Full Question: I want to apply for a green card. Is there a difference between changing my status and adjusting my status?
Answer: Kind of.
When someone goes from having one status to another, they have changed their status. For example, if you came to the United States with a visitor’s visa, then you later received a green card, you have changed your status from a visitor to a legal permanent resident. And depending on your relationship to the petitioner, you have also adjusted your status.
Adjustment of Status is a benefit given to certain family members who are already in the United States. Adjustment of Status allows the beneficiary to get a green card without leaving the United States. Adjustment of Status is only available to family members who have an immigrant visa immediately available to them, thus Adjustment of Status is only available to immediate relatives, such as a spouse or an unmarried child under 21 years of age. This process enables a petitioner to submit all of the necessary documents at the same time.

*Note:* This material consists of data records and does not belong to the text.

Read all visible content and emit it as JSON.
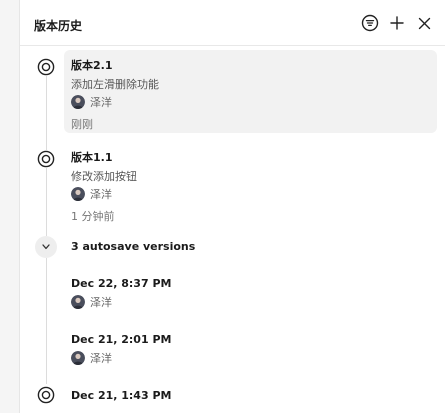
{
  "panel": {
    "title": "版本历史",
    "header_icons": [
      "filter-icon",
      "plus-icon",
      "close-icon"
    ]
  },
  "versions": [
    {
      "title": "版本2.1",
      "description": "添加左滑删除功能",
      "author": "泽洋",
      "time": "刚刚",
      "selected": true
    },
    {
      "title": "版本1.1",
      "description": "修改添加按钮",
      "author": "泽洋",
      "time": "1 分钟前",
      "selected": false
    }
  ],
  "autosave_group": {
    "label": "3 autosave versions",
    "expanded": true,
    "items": [
      {
        "date": "Dec 22, 8:37 PM",
        "author": "泽洋"
      },
      {
        "date": "Dec 21, 2:01 PM",
        "author": "泽洋"
      }
    ]
  },
  "last_version": {
    "date": "Dec 21, 1:43 PM"
  },
  "colors": {
    "selected_bg": "#f2f2f2",
    "timeline": "#dcdcdc",
    "text_primary": "#1b1b1b",
    "text_secondary": "#666666"
  }
}
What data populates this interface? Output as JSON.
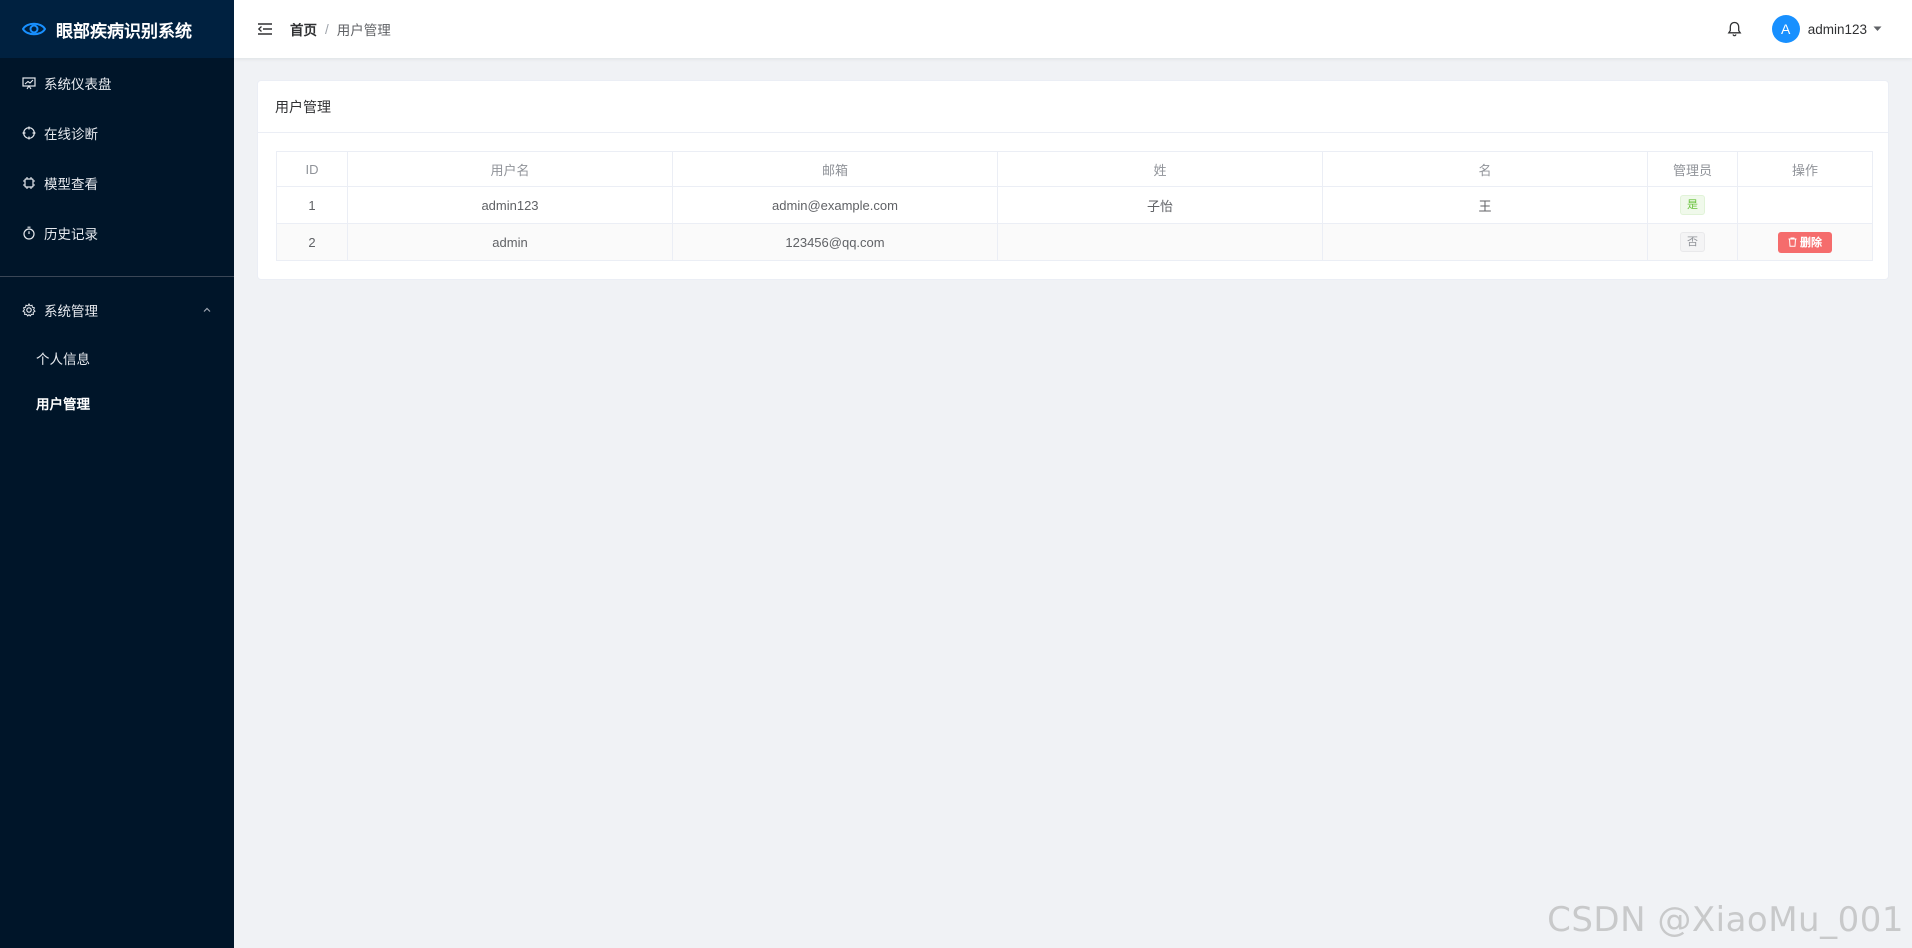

If you do not qualify as someone’s immediate relative, you won’t be able to adjust your status, but you may still be able to change your status. For example, a brother or sister is not an immediate relative for immigration purposes. So if you are the petitioner’s brother or sister, you cannot adjust your status and instead will need to change your status through what is called consular processing. Through this process, when the beneficiary’s immigrant visa is ready (i.e. when their priority date is current), they may apply for a green card and would need to conduct their green card interview overseas. If you are in the U.S., believe you qualify for a green card, and are not an immediate relative, please discuss your case with an immigration lawyer. There are slightly different requirements for non-immediate relatives.